Re: meekly, my aunt fanny
Date: 2002-09-26 07:11 am (UTC)on a semi-related note, back when i was practicing in seattle, i'd watch sensei lovingly pin this particularly gorgeous uchi-deshi, and i'd be thinking, okay, just lean over and KISS HIM ALREADY, why don'cha? and me and a fellow student would talk about making an aikido porn flick, to be entitled, "acts of harmony" :)
no subject
Date: 2002-09-24 08:24 am (UTC)So, where is the link to the medicine that made you smell like a shopping mall and your recent spate of avoirdupoids?
-everyone's favorite hulking pot of kasha, Dante
hey, I like kasha!
Date: 2002-09-24 03:23 pm (UTC)hee hee! No, that's just some OTC crap I was taking yesterday. The drug that helped me down the path of avoirdupois, though, as you so neatly put it, was Depo-Provera (http://www.depoprovera.com), a birth-control shot. It works marvellously well, but had the creepy side effect of not leaving my system for a full 11 months after I stopped taking it.
Bodies
Date: 2002-09-24 09:53 am (UTC)Of course you're going to reach a point where you want to change your body. Happens all the time. You just got a new haircut, right? The only difference is that weight loss and weight gain are slower. As long as you aren't doing stupid, self destructive things to change your weight, you're okay. You're allowed to want to change your body--it's not trivial and it's not succombing to the fashion SS/patriarchy/stereotype/whatever.
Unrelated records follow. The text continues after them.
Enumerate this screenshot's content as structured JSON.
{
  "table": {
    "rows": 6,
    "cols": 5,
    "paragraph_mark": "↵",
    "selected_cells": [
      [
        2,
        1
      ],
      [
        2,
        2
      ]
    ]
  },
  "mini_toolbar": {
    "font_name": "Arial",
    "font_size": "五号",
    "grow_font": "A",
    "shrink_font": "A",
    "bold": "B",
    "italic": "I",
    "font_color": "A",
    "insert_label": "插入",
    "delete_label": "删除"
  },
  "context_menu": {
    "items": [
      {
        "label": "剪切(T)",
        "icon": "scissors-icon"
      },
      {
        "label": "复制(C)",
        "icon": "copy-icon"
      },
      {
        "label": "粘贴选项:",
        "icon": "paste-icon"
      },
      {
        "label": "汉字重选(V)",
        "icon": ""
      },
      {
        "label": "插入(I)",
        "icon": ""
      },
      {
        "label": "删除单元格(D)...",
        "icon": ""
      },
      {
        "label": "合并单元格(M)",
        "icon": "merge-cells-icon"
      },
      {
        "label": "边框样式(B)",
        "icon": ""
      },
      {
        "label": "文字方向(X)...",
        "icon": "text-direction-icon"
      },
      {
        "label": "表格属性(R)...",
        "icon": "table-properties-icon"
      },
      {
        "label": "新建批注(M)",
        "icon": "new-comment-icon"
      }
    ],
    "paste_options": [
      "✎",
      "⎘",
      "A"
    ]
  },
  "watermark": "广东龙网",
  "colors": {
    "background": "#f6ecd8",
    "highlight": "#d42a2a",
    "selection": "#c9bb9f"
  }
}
You have to live in your body 24/7; you should like it.
As far as advice goes: pick something reasonable, do it regularly, and don't get stressed about how far you have to go to "catch up." It almost doesn't matter what the first step is. Do something trivial. Eat 1 more piece of fruit a day. Walk around the block. Anything. As soon as you're doing something, even something small, the process gets easier because you aren't so down on yourself all the time. (At least this is how it goes for me.)
And, for god's sake, "bore" us by talking about this. You wanna hear my dessert-insecurity rant? It goes on for 45 minutes. I bet more of us feel more stressed by our bodies than we want to admit.
Re: Bodies
Date: 2002-09-24 01:01 pm (UTC)This is completely the logical approach. But I'm so much better at enormous changes than I am at the small ones! Perhaps that's the lesson I need to learn, here: small steps can be good for me, not just for other people. I'm starting with eating, I think; partly taking
And, for god's sake, "bore" us by talking about this.
I'm always afraid people are going to interpret my angst as "oh my GOD I am like SOOO fat" which is not really what I want to be saying. But perhaps I will bore you with it next time it bugs me.
BTW: cute bat!
Re: Bodies
Date: 2002-09-24 03:59 pm (UTC)I'll bet you're right. I certainly fret, though mostly that I'm not even remotely "famine resistant," as my friends say.